Thank you very much for the comment, Tinky. I certainly do think of this one as noir. A unique one to be sure, but noir nonetheless.
Thanks for reminding me too...in this case, that this has been in my netflix queue forever. Was wondering about the dvd itself that you watched--a good-quality "print" (or whatever they call the digital versions of these things)? Is that where your still photos come from? Don't know how many dvd editions there are of this...did you get this one from netflix, or do you own it? I guess I'm hoping that the one they send out would look as good on screen as the shots you have here.
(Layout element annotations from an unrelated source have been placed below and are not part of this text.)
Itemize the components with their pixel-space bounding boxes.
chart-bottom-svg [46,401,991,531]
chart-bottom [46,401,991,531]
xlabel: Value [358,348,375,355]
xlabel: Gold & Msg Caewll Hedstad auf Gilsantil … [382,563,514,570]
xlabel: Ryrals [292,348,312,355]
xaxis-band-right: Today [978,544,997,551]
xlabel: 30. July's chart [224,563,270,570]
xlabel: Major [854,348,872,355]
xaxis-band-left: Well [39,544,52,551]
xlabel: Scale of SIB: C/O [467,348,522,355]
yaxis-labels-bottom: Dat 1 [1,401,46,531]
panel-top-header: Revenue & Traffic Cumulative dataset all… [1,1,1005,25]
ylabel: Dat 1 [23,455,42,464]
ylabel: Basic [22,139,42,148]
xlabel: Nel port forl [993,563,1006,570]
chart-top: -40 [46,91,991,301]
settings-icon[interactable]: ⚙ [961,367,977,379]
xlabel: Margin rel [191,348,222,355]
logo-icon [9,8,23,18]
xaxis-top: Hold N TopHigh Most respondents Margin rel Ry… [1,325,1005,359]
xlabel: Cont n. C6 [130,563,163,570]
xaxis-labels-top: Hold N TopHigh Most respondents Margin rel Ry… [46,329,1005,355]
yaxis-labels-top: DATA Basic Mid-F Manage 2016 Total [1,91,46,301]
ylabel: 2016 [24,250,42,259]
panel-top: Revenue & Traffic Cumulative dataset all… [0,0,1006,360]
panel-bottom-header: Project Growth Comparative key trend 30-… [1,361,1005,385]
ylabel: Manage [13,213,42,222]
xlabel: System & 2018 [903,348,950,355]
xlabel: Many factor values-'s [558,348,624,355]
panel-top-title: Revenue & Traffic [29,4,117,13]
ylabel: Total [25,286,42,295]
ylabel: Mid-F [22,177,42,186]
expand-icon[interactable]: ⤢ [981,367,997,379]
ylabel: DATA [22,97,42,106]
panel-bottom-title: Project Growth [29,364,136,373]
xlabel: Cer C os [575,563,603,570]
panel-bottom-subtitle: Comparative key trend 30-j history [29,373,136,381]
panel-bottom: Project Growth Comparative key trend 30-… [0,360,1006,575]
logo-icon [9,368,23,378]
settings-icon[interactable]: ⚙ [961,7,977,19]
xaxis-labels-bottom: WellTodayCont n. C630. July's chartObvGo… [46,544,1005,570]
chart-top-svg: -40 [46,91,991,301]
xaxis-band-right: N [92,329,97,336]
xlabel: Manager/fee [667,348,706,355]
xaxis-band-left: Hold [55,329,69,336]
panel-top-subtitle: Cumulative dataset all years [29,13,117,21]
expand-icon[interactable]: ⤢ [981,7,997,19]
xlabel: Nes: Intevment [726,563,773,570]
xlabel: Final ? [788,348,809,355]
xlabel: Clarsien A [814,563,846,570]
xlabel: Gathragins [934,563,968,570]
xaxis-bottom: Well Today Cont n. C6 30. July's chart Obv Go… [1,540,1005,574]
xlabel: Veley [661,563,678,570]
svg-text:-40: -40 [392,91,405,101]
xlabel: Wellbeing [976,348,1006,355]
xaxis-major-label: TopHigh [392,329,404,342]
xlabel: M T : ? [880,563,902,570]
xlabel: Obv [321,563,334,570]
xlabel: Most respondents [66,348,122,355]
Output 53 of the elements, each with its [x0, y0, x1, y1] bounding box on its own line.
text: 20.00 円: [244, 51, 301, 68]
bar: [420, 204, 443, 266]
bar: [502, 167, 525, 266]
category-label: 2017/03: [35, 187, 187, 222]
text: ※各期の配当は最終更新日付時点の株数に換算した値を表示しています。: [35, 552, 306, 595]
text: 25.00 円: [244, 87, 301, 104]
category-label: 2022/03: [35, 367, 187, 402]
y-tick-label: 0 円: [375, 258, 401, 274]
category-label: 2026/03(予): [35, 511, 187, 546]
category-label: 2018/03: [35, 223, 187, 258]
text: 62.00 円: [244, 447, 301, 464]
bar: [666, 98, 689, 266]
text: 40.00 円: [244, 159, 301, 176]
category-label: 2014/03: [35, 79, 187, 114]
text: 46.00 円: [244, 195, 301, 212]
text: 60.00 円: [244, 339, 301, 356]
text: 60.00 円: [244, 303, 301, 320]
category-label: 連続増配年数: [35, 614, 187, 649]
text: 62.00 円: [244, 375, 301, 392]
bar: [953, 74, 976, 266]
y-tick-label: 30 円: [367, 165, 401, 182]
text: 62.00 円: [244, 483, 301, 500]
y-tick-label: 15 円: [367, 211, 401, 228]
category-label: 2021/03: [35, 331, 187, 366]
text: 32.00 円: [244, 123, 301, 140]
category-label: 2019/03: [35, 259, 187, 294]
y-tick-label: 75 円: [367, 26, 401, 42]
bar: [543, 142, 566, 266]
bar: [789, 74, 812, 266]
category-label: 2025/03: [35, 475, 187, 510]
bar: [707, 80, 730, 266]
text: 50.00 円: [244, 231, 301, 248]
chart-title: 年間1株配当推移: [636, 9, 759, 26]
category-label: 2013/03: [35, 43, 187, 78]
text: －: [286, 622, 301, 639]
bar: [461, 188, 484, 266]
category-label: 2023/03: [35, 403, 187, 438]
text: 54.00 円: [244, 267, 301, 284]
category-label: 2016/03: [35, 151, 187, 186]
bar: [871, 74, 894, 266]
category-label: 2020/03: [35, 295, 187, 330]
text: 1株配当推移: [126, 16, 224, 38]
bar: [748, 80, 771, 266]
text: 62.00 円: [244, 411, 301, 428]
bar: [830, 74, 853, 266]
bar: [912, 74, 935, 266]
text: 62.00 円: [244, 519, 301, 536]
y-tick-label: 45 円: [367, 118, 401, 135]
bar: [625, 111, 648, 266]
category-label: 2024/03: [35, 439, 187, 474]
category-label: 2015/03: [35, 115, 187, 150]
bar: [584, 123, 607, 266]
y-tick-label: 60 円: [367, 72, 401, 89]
Thanks again, good article.
Thanks a lot, Tony. The DVD that I watched and own, the same one that the screencaps are from, was released under the Universal Noir Collection line. I believe it is the only Region 1 DVD release the movie has gotten. The transfer is just fine. I'm not a Netflix guy, but I imagine that this would have to be the copy they would send you.
I'm pretty convinced that Woody Allen was very much inspired by the opening shot of this movie for his famous opening to Manhattan.
The black and white / the sky scrappers but the biggest clue is the music. Its not that much a leap to the Gershwin Woody used. Awesome both!